Mais j’estime que les ultimes films que j’ai signés, deux longs métrages classés X, produits par des firmes spécialisées, tournés chacun en une journée et exploités dans le circuit commercial, relevaient du même amoralisme anarchisant que mes vieux courts métrages underground et étaient, à divers points de vue, tout aussi expérimentaux. Le premier, réalisé en son direct, se présentait comme une improvisation collective, sans scénario préétabli, dont j’étais a priori le simple meneur de jeu : on y voyait, littéralement, le film en train de se faire. Le second, ponctué d’intertitres dans le style du cinéma muet et de gros plans dans celui du cinéma stalinien, comportait des séquences montées à la manière de Satan bouche un coin. On ne se refait pas !

Entrez-vite… vite, je mouille!, 1979.

********

(1) Pour moi, pour nous, la primauté de la vie sur le cinéma allait de soi. D’où notre volonté corollaire de faire vibrer la première jusque dans le second, au lieu de laisser le second boulotter la première. C’était sans doute ce qui nous différenciait le plus clairement des cinéphiles en peau d’endive qui, allant à la Cinémathèque comme des bigots à l’église, n’aspiraient à vivre que par procuration.

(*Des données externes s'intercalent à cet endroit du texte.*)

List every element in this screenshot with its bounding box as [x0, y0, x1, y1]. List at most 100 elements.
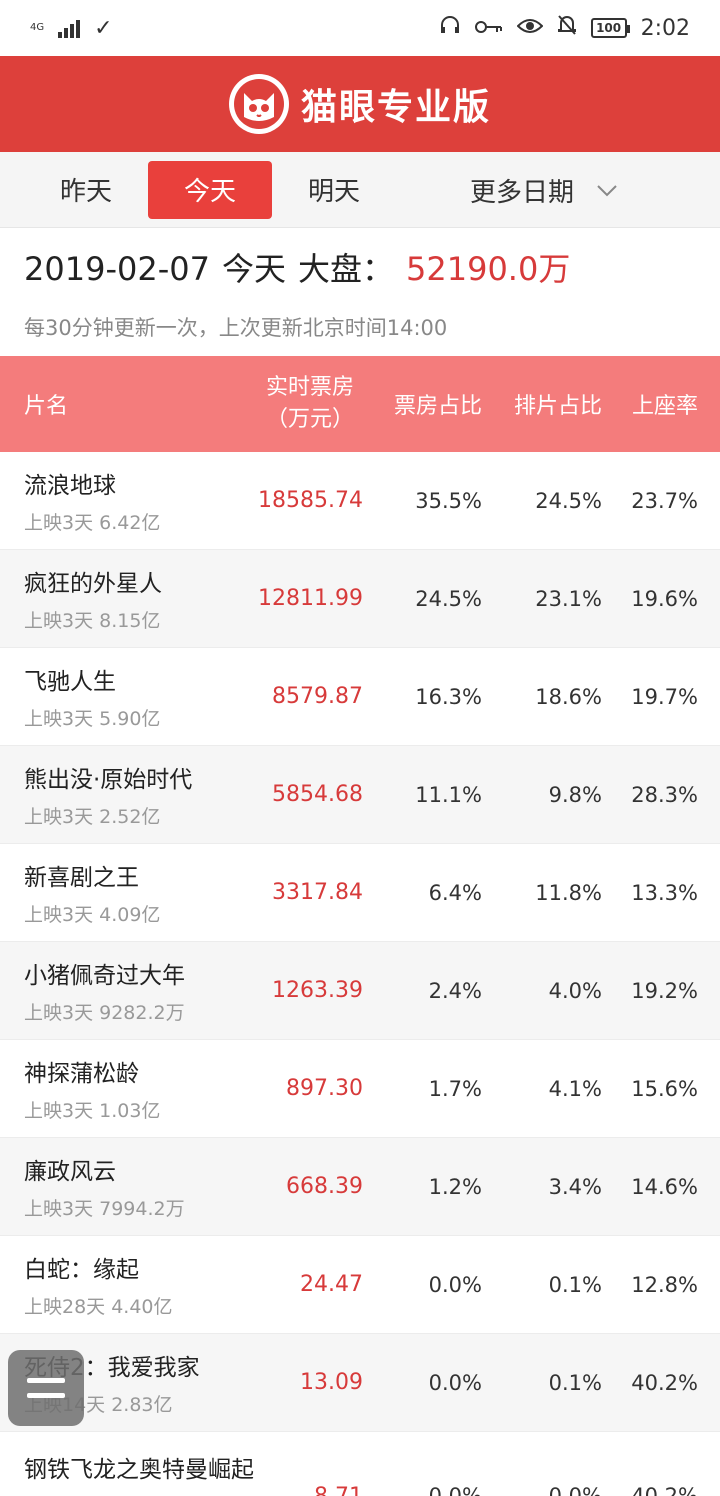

(2) Un critique bordelais, André Maubé, a judicieusement écrit dans le quotidien La France, en 1969, que je rendais « hommage aux artistes de cabinets ».

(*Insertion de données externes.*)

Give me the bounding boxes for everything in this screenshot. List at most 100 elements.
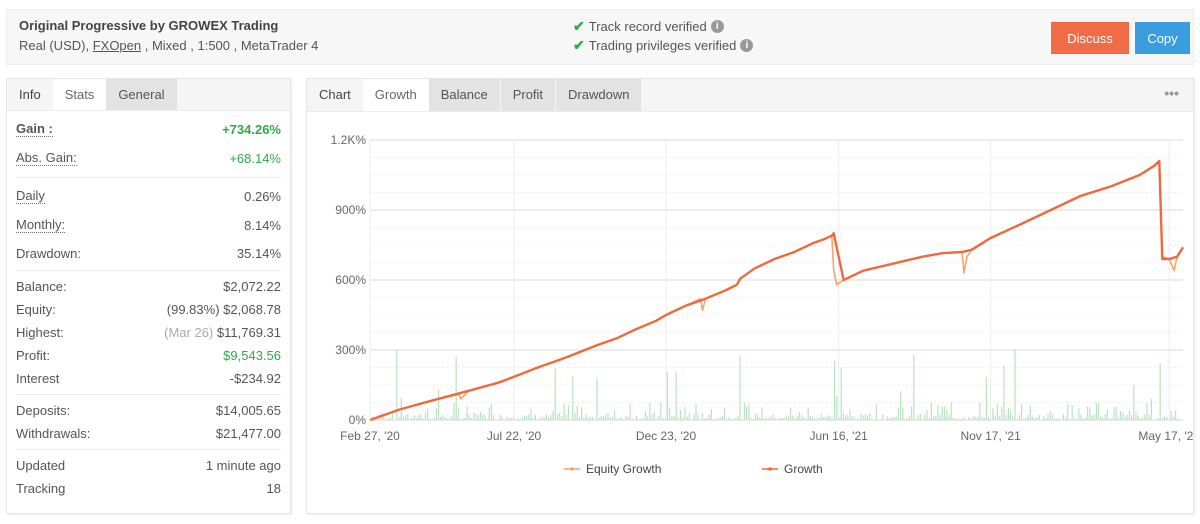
- copy-button[interactable]: Copy: [1135, 22, 1190, 54]
- series-line-equity-growth: [369, 160, 1184, 421]
- activity-bar: [728, 417, 730, 420]
- y-tick-label: 900%: [335, 203, 366, 217]
- stat-label: Updated: [16, 458, 66, 473]
- activity-bar: [493, 415, 495, 420]
- more-dots-icon[interactable]: •••: [1164, 85, 1179, 101]
- stat-label: Drawdown:: [16, 245, 82, 261]
- activity-bar: [1023, 418, 1025, 420]
- stat-abs-gain: Abs. Gain: +68.14%: [16, 144, 281, 173]
- activity-bar: [1056, 418, 1058, 420]
- stat-label[interactable]: Daily: [16, 189, 45, 204]
- stat-updated: Updated 1 minute ago: [16, 454, 281, 477]
- activity-bar: [750, 418, 752, 420]
- activity-bar: [1148, 415, 1150, 420]
- activity-bar: [836, 395, 838, 420]
- tab-drawdown[interactable]: Drawdown: [556, 79, 642, 111]
- stat-label[interactable]: Gain :: [16, 122, 53, 137]
- tab-growth[interactable]: Growth: [362, 79, 429, 111]
- activity-bar: [710, 408, 712, 420]
- stat-label: Tracking: [16, 481, 66, 496]
- activity-bar: [946, 409, 948, 420]
- activity-bar: [867, 415, 869, 420]
- activity-bar: [576, 405, 578, 420]
- activity-bar: [860, 414, 862, 420]
- stat-value: $21,477.00: [215, 426, 281, 441]
- activity-bar: [1043, 416, 1045, 420]
- activity-bar: [1001, 406, 1003, 420]
- stat-label[interactable]: Monthly:: [16, 218, 66, 233]
- activity-bar: [919, 413, 921, 420]
- check-icon: ✔: [573, 18, 585, 34]
- legend-marker-icon: [570, 467, 574, 471]
- broker-link[interactable]: FXOpen: [93, 38, 141, 53]
- activity-bar: [468, 414, 470, 420]
- activity-bar: [697, 414, 699, 420]
- tab-balance[interactable]: Balance: [428, 79, 500, 111]
- tab-stats[interactable]: Stats: [52, 79, 107, 110]
- activity-bar: [1106, 409, 1108, 420]
- activity-bar: [464, 417, 466, 420]
- activity-bar: [451, 415, 453, 420]
- activity-bar: [1095, 402, 1097, 420]
- activity-bar: [988, 417, 990, 420]
- activity-bar: [530, 408, 532, 420]
- activity-bar: [1100, 415, 1102, 420]
- activity-bar: [519, 419, 521, 420]
- activity-bar: [1104, 413, 1106, 420]
- account-subtitle: Real (USD), FXOpen , Mixed , 1:500 , Met…: [19, 38, 318, 53]
- activity-bar: [1025, 417, 1027, 420]
- legend-label: Equity Growth: [586, 462, 661, 476]
- activity-bar: [1150, 399, 1152, 420]
- check-icon: ✔: [573, 37, 585, 53]
- stat-label: Highest:: [16, 325, 64, 340]
- activity-bar: [1111, 418, 1113, 420]
- activity-bar: [798, 412, 800, 420]
- activity-bar: [420, 414, 422, 420]
- stat-label[interactable]: Abs. Gain:: [16, 151, 77, 166]
- activity-bar: [488, 407, 490, 420]
- activity-bar: [1012, 416, 1014, 420]
- activity-bar: [955, 419, 957, 420]
- activity-bar: [759, 417, 761, 420]
- activity-bar: [609, 416, 611, 420]
- info-icon[interactable]: i: [710, 20, 724, 33]
- activity-bar: [660, 402, 662, 420]
- activity-bar: [453, 402, 455, 420]
- activity-bar: [598, 417, 600, 420]
- activity-bar: [823, 417, 825, 420]
- activity-bar: [926, 409, 928, 420]
- activity-bar: [1032, 416, 1034, 420]
- activity-bar: [992, 408, 994, 420]
- activity-bar: [532, 417, 534, 420]
- stat-value: -$234.92: [229, 371, 281, 386]
- activity-bar: [440, 417, 442, 420]
- activity-bar: [592, 416, 594, 420]
- activity-bar: [526, 415, 528, 420]
- activity-bar: [732, 418, 734, 420]
- activity-bar: [939, 414, 941, 420]
- activity-bar: [900, 391, 902, 420]
- tab-general[interactable]: General: [106, 79, 177, 110]
- activity-bar: [917, 414, 919, 420]
- legend-item-growth: Growth: [762, 462, 823, 476]
- verification-label: Trading privileges verified: [588, 38, 737, 53]
- activity-bar: [550, 414, 552, 420]
- stat-value: 18: [266, 481, 281, 496]
- x-axis-ticks: Feb 27, '20 Jul 22, '20 Dec 23, '20 Jun 16,…: [340, 429, 1193, 443]
- activity-bar: [1137, 415, 1139, 420]
- activity-bar: [726, 419, 728, 420]
- activity-bar: [825, 416, 827, 420]
- tab-profit[interactable]: Profit: [500, 79, 556, 111]
- info-icon[interactable]: i: [740, 39, 754, 52]
- activity-bar: [930, 402, 932, 420]
- tab-info[interactable]: Info: [7, 79, 53, 110]
- tab-chart[interactable]: Chart: [307, 79, 363, 111]
- divider: [16, 394, 281, 395]
- discuss-button[interactable]: Discuss: [1051, 22, 1129, 54]
- activity-bar: [605, 414, 607, 420]
- activity-bar: [1078, 408, 1080, 420]
- activity-bar: [1102, 417, 1104, 420]
- activity-bar: [1062, 414, 1064, 420]
- activity-bar: [840, 367, 842, 420]
- activity-bar: [739, 356, 741, 420]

(3) Il est rigolo de signaler la savoureuse embrouille ultérieurement provoquée par la parution, dans le n° 6 (octobre 1975) d’une revue qui me comptait parmi ses rédacteurs, Sex Stars System, de la lettre-gag envoyée par un lecteur, Jean-Pierrre Turmel. Celui-ci demandait s’il était vrai que j’avais « tourné dans un court métrage super 8 » où l’on m’aurait vu « suçant la queue d’un Guy Debord déguisé en fillette de l’époque victorienne ». Sur le même ton facétieux, j’avais répondu que j’avais effectivement été le partenaire de Debord dans un film que diffusait, « sans s’en vanter, le collectif Cinéma Parallèle ». J’ajoutais que j’y étais vêtu en Marie-Antoinette et que c’était en réalité Debord qui, travesti en petite fille, m’y taillait une turlute. La plaisanterie, évidente, aurait logiquement dû en rester là. Mais elle fut poursuivie involontairement par Cathal Tohill et Pete Tombs dans un livre sur le cinéma érotique européen, Immoral Tales, édité à Londres (par Titan Books) vingt ans plus tard. La notule qu’ils m’y consacraient – et qui, j’espère, fait désormais autorité près des historiens sérieux – s’achevait, après quelques erreurs vénielles, par ces lignes : « Peut-être son apparition la plus mémorable est-elle dans un court métrage anonyme en super 8 tourné dans les années 60. Habillé en Marie-Antoinette, il s’y fait donner du “plaisir oral” par le célèbre écrivain situationniste Guy Debord, lui-même habillé en écolière victorienne ! » Ainsi naissent les légendes.

(4) J’ai, récemment, appris qu’il est décédé depuis plusieurs années.

(5) Boris Lehman qualifiera Sortez vos culs de ma commode de « film le plus antimilitariste qui soit, puisque réalisé par l’armée elle-même » (Clés pour le spectacle n° 15, Bruxelles, novembre 1971).

(6) Cf. Noël Godin, Crème et châtiment, mémoires d’un entarteur, Albin Michel, 1995.

(7) Au moins deux réalisateurs, en France, ont toutefois œuvré, un peu plus tard, sur la même ligne de sensibilité : Paul-Hervé Mathis avec Vinyl et Serenity (1970), Lionel Veyre avec Mandala fleur de cypris (1973). Et peut-être n’est-il pas abusif de leur adjoindre trois cinéastes de la mouvance homosexuelle : Téo Hernandez pour Salomé (1975), Michel Nedjar pour La Tasse (1977), Lionel Soukaz pour Le Sexe des anges (1978).

Notes

  1. Ce texte est paru pour la première fois dans le livre Jeune, dure et pure ! Une histoire du cinéma d’avant-garde et expérimental en France, sous la direction de Nicole Brenez et Christian Lebrat, éditions Cinémathèque française (Paris) et Edizioni Gabrielle Mazzotta (Milan), 2001. Nous les remercions, ainsi que Jean-Pierre Bouyxou, de nous accorder l’autorisation de le reproduire dans le cadre de ce numéro.